Study: Data-Driven Physiologic Alarm Parameters Can Help Reduce Alarm Fatigue
Alarm fatigue from clinical decision support systems is a significant hazard in hospitals. Excessive alarm activations can become so commonplace that physicians miss alarms, and studies have shown that frequent disruptive alarms can impact patients’ sleep and recovery.
According to a study of hospitalized children at Lucile Packard Children’s Hospital Stanford in Palo Alto, California, researchers found that tailoring physiologic bedside monitor alarm limits using data-driven heart rate and respiratory rate parameters may reduce the frequency of false alarms, thereby mitigating alarm fatigue. The study was published in the Journal of Hospital Medicine.

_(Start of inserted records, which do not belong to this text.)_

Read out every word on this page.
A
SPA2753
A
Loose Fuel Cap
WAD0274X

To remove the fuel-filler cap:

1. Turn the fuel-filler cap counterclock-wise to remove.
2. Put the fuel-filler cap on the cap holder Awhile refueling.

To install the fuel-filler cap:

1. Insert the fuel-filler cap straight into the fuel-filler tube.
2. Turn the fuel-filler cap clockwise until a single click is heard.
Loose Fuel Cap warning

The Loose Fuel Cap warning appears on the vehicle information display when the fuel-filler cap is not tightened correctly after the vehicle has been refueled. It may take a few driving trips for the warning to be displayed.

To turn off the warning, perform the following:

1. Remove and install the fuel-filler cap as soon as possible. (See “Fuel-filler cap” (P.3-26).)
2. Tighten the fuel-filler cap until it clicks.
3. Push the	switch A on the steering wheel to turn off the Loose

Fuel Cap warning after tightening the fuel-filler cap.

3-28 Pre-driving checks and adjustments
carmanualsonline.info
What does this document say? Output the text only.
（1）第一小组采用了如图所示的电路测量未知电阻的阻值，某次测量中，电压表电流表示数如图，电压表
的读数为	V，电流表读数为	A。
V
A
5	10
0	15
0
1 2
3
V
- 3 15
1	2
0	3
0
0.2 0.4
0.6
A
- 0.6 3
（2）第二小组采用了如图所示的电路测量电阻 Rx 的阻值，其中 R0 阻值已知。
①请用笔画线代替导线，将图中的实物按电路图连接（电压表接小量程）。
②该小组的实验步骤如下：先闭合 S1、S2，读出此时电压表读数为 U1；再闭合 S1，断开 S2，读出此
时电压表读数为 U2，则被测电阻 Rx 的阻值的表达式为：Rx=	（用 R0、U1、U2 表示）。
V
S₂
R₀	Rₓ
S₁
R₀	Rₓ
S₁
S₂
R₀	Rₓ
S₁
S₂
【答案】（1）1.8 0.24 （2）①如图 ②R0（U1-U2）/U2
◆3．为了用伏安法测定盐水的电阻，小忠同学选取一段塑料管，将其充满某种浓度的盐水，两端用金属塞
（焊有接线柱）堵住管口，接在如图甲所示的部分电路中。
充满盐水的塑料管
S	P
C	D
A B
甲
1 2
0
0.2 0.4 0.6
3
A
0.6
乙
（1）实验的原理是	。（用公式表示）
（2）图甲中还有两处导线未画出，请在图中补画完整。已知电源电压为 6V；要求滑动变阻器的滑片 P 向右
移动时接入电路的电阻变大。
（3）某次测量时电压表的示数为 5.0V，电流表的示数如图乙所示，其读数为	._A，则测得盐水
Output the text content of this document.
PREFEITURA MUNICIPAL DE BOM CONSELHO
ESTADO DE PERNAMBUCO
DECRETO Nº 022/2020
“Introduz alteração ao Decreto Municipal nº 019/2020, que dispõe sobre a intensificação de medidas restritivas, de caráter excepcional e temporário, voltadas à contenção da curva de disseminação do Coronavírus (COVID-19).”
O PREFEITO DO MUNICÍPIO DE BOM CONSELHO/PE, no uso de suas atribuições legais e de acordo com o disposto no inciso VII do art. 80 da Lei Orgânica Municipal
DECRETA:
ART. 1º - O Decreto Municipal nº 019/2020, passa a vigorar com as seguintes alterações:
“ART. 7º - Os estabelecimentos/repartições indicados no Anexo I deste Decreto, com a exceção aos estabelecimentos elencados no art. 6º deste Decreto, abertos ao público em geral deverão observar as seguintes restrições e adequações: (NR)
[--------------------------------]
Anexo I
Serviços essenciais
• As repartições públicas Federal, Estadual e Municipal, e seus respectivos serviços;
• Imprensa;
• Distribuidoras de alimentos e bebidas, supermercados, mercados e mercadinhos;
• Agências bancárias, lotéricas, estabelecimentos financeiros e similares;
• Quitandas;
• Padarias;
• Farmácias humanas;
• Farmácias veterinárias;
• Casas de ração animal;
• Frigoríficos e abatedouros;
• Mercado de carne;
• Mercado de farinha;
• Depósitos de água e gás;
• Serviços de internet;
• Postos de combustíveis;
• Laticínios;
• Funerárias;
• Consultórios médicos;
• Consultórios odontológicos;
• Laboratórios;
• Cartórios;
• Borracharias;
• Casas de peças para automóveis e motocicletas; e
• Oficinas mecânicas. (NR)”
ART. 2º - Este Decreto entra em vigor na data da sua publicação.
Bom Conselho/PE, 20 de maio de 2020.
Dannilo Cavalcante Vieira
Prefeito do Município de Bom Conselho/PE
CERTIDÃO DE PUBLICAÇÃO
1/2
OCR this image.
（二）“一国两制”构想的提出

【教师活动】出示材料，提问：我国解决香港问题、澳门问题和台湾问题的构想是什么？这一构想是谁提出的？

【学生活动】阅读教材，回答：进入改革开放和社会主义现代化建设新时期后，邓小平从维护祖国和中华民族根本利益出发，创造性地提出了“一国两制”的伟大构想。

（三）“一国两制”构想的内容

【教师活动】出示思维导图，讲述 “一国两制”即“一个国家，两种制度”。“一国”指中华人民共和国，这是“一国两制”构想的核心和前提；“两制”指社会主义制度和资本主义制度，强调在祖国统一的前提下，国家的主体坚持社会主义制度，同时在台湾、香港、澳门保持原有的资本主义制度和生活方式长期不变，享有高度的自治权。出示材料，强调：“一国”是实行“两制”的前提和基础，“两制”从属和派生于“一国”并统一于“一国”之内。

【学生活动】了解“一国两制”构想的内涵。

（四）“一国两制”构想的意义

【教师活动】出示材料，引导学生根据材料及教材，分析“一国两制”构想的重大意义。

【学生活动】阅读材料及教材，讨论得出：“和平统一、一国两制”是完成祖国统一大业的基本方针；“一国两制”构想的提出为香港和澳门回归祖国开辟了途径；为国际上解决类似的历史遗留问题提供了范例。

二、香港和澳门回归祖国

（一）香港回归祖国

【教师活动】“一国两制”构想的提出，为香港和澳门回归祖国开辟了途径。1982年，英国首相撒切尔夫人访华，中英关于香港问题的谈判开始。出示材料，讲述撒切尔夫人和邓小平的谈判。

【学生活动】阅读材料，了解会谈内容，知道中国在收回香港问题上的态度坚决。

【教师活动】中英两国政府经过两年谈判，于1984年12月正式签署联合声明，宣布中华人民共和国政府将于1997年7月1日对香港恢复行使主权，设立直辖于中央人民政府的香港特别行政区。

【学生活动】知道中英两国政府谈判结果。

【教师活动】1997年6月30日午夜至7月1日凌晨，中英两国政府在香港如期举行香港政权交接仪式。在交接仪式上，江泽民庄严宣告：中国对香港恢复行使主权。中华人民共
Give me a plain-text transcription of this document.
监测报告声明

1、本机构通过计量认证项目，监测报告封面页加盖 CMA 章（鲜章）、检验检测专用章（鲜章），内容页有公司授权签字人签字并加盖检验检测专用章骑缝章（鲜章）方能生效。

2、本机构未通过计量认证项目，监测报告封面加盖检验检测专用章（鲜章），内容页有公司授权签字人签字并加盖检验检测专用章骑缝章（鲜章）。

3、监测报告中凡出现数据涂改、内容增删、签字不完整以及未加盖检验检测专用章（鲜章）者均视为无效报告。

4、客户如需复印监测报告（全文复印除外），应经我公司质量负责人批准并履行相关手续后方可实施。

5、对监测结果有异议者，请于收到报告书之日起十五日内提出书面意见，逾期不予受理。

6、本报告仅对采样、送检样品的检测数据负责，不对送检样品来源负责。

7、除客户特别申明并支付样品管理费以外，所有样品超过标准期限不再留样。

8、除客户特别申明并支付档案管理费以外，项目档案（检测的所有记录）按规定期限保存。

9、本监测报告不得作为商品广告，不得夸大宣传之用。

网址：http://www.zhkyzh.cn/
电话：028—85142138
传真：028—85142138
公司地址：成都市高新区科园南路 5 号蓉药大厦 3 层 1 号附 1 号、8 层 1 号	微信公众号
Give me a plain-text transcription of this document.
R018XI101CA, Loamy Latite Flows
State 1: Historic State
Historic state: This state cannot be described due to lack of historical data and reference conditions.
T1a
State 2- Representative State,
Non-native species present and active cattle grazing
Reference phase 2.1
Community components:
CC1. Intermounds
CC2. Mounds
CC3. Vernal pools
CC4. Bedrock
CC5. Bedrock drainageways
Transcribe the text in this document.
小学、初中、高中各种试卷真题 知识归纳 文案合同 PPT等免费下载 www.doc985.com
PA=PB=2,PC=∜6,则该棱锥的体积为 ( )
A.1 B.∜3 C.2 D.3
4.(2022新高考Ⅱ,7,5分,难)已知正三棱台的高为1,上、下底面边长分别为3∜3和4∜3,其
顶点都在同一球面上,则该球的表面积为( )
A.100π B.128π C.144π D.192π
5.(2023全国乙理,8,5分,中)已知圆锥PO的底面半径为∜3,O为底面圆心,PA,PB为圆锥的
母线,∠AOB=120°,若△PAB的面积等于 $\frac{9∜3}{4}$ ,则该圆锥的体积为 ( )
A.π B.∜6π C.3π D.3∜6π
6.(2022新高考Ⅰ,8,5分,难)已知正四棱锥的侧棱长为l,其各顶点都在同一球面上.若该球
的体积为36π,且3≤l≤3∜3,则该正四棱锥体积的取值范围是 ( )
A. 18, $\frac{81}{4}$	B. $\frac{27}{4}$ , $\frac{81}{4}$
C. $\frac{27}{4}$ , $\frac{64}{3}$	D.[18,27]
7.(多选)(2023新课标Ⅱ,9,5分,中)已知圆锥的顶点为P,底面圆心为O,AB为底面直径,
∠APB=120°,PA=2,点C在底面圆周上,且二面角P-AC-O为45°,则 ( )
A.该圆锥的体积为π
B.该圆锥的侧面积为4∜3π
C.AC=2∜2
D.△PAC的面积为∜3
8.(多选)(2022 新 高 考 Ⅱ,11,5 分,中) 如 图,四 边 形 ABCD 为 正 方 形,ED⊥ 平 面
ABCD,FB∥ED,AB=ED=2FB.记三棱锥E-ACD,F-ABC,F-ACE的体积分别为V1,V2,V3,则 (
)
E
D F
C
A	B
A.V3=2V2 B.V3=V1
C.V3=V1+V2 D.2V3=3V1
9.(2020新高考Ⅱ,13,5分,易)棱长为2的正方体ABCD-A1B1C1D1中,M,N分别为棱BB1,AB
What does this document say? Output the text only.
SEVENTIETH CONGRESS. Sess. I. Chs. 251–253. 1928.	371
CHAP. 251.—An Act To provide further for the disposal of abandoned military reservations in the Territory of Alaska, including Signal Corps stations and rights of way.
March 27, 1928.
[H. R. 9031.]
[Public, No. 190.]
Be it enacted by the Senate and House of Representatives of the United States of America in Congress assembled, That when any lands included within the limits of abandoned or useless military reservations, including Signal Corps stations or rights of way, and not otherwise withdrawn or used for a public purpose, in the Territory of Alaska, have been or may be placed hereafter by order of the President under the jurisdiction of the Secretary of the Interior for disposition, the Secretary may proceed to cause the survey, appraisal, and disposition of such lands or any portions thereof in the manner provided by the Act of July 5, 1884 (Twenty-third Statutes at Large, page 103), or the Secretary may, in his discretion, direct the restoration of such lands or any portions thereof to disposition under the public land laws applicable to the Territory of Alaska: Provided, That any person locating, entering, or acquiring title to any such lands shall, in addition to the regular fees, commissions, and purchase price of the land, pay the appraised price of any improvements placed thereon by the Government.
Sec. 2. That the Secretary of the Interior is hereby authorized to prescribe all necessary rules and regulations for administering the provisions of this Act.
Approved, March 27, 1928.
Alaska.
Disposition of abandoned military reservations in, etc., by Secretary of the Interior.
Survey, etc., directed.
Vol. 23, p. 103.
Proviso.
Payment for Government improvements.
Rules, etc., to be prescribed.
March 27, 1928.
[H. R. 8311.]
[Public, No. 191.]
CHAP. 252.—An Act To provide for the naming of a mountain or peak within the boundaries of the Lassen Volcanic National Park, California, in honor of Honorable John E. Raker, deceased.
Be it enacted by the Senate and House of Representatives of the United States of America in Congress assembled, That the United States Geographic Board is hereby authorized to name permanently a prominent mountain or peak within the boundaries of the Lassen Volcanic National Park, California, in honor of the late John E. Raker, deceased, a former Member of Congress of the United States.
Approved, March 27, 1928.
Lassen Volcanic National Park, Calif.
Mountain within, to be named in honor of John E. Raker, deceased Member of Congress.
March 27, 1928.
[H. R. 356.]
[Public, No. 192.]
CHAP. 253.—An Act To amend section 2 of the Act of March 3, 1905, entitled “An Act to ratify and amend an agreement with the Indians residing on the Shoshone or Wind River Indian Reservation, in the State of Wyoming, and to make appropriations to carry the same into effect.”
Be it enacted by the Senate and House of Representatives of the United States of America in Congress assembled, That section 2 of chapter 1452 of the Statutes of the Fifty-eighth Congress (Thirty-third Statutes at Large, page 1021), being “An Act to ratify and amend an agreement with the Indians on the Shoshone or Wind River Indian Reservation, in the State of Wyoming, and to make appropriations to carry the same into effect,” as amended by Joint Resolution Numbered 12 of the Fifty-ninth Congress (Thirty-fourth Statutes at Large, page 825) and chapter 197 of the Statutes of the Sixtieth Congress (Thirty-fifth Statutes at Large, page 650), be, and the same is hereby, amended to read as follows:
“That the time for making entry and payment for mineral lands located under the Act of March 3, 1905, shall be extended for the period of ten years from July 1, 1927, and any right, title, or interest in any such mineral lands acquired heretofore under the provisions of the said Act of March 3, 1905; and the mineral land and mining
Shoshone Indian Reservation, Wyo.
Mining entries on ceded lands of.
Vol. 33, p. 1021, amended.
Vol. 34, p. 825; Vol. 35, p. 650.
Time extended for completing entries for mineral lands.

“Improper alarm settings are one of four major contributing factors to reported alarm-related events, and data-driven HR and RR parameters provide a means by which to address the Joint Commission Sentinel Event Alert and National Patient Safety Goal regarding alarm management safety for hospitalized pediatric patients. Our results suggest that this evidence-based approach may reduce that frequency of false alarms (thereby mitigating alarm fatigue), and should be studied prospectively for implementation in the clinical setting,” the study authors wrote.
The researchers aimed to create and validate heart rate and respiratory rate percentiles for hospitalized children, and analyze the safety of replacing current vital sign reference ranges with proposed data-driven, age-stratified 5th and 95th percentile values.
According to the study, the researchers performed a cross-sectional study of children less than 18 years of age hospitalized on general medical and surgical units at Lucile Packard Children’s Hospital Stanford, a 311-bed quaternary-care academic hospital with a full complement of pediatric medical and surgical subspecialties and transplant programs. During the study period, the hospital used the Cerner EHR Millennium technology platform and Philips IntelliVue bedside monitors.
In the retrospective cross-sectional study, nurse-charted heart rate and respiratory rate data from a training set of 7,202 hospitalized children were used to develop percentile tables. The researchers compared 5th and 95th percentile values with currently accepted Institutes of Health-recommended reference ranges in a validation set of 2,287 patients. And, researchers analyzed 148 rapid response team and cardiorespiratory arrest events over a year, using heart rate and respiratory rate values in the 12 hours prior to the event, to determine the proportion of patients with out-of- range vitals based upon reference versus data-driven limits.
The study findings indicate there were 55.6 percent fewer out-of-range measurements using data-driven vital sign limits.
“Overall, 144/148 rapid response team and cardiorespiratory arrest event patients had out-of-range heart rate or respiratory rate values preceding the event using current limits, and 138/ 148 were abnormal using data-driven limits. Chart review of rapid response team and cardiorespiratory arrest event patients with abnormal heart rate and respiratory rate per current limits considered normal by data-driven limits revealed that clinical status change was identified by other vital sign abnormalities or clinical context, the study authors wrote.
The study authors concluded, “A large proportion of heart rate and respiratory rate values for hospitalized children at our institution are out of range according to current vital sign reference ranges. Our new data-driven alarm parameters for hospitalized children provide a potentially safe means by which to modify physiologic bedside monitor alarm limits, a first step toward customization of alarm limit settings in an effort to mitigate alarm fatigue.”